Machine learning can assess the effectiveness of mathematical tools used to predict the movements of financial markets, according to new Cornell research based on the largest dataset ever used in this area.
The model created by a team of Cornell researchers that includes lead author Maureen O’Hara, the Robert W. Purcell Professor of Management at the SC Johnson College of Business, and corresponding author David Easley, the Henry Scarborough Professor of Social Science in the College of Arts and Sciences and professor of information science in Computing and Information Science, could also predict future market movements, an extraordinarily difficult task because of markets’ massive amounts of information and high volatility.
“What we were trying to do is bring the power of machine learning techniques to not only evaluate how well our current methods and models work, but also to help us extend these in a way that we never could do without machine learning,” said O’Hara.
Their paper “Microstructure in the Machine Age” published July 7 in The Review of Financial Studies. Also contributing was Marcos Lopez de Prado, professor of practice in Operations Research and Information Engineering in the College of Engineering and chief information officer of True Positive Technologies.
Zhibai Zhang of New York University’s Tandon School of Engineering, also a quantitative researcher at Bank of America, joined in the research.
“Trying to estimate these sorts of things using standard techniques gets very tricky, because the databases are so big. The beauty of machine learning is that it’s a different way to analyze the data,” O’Hara said. “The key thing we show in this paper is that in some cases, these microstructure features that attach to one contract are so powerful, they can predict the movements of other contracts. So we can pick up the patterns of how markets affect other markets, which is very difficult to do using standard tools.”
Markets generate vast amounts of data, and billions of dollars are at stake in mining that data for patterns to shed light on future market behavior. Companies on Wall Street and elsewhere employ various algorithms, examining different variables and factors, to find such patterns and predict the future.

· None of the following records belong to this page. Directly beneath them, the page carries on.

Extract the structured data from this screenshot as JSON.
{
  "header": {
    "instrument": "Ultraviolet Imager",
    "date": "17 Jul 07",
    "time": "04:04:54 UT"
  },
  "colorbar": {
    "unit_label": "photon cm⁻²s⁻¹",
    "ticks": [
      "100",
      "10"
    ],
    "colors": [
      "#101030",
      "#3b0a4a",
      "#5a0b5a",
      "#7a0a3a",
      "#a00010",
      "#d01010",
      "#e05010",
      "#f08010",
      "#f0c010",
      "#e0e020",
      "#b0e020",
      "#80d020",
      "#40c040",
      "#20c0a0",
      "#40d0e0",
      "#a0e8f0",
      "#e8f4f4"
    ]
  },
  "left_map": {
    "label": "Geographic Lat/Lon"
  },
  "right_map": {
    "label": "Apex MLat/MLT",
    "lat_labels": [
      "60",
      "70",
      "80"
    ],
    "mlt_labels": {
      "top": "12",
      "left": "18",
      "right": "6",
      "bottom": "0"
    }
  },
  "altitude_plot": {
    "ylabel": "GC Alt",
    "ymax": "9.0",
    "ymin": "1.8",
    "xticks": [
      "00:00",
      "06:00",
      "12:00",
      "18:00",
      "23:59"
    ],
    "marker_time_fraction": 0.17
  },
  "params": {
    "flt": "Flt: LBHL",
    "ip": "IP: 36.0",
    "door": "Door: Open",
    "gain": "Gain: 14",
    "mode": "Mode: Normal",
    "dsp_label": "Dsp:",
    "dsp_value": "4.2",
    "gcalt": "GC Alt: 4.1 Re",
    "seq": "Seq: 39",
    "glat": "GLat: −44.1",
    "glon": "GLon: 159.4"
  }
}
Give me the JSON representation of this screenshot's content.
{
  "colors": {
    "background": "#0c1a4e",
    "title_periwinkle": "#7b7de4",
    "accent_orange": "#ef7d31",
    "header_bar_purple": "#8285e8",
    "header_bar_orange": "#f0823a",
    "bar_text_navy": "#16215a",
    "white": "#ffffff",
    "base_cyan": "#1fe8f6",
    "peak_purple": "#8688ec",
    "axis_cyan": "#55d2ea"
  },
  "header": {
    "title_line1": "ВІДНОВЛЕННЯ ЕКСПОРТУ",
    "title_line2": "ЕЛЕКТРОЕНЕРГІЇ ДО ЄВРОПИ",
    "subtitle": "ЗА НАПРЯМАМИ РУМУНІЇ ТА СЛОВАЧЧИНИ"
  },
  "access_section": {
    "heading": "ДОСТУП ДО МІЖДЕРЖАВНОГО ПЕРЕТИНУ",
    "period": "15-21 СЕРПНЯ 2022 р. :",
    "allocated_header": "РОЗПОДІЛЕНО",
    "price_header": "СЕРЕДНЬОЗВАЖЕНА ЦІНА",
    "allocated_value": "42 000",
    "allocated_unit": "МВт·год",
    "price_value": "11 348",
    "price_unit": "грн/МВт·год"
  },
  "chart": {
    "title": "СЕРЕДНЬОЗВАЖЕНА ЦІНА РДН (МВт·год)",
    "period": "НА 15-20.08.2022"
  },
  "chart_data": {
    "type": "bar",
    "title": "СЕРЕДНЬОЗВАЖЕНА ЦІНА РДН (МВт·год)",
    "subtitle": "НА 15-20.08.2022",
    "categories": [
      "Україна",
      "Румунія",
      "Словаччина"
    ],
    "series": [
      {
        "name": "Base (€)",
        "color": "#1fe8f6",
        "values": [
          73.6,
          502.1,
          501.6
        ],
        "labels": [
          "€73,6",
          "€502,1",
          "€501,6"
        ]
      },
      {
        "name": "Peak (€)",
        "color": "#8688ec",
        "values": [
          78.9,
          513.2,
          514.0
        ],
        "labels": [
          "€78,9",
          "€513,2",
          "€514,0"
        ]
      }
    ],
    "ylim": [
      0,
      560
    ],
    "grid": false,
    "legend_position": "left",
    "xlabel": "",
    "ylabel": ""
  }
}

In the study, the researchers used what’s known as a random forest machine learning algorithm to better understand the effectiveness of some of these models. They assessed the tools using a dataset of 87 futures contracts – agreements to buy or sell assets in the future at predetermined prices.
“Our sample is basically all active futures contracts around the world for five years, and we use every single trade – tens of millions of them – in our analysis,” O’Hara said. “What we did is use machine learning to try to understand how well microstructure tools developed for less complex market settings work to predict the future price process both within a contract and then collectively across contracts. We find that some of the variables work very, very well – and some of them not so great.”
Machine learning has long been used in finance, but typically as a so-called “black box” – in which an artificial intelligence algorithm uses reams of data to predict future patterns but without revealing how it makes its determinations. This method can be effective in the short term, O’Hara said, but sheds little light on what actually causes market patterns.
“Our use for machine learning is: I have a theory about what moves markets, so how can I test it?” she said. “How can I really understand whether my theories are any good? And how can I use what I learned from this machine learning approach to help me build better models and understand things that I can’t model because it’s too complex?”
Huge amounts of historical market data are available – every trade has been recorded since the 1980's – and vast volumes of information are generated every day. Increased computing power and greater availability of data have made it possible to perform more fine-grained and comprehensive analyses, but these datasets, and the computing power needed to analyze them, can be prohibitively expensive for scholars.
In this research, finance industry practitioners partnered with the academic researchers to provide the data and the computers for the study as well as expertise in machine learning algorithms used in practice.
“This partnership brings benefits to both,” said O’Hara, adding that the paper is one in a line of research she, Easley and Lopez de Prado have completed over the last decade. “It allows us to do research in ways generally unavailable to academic researchers.”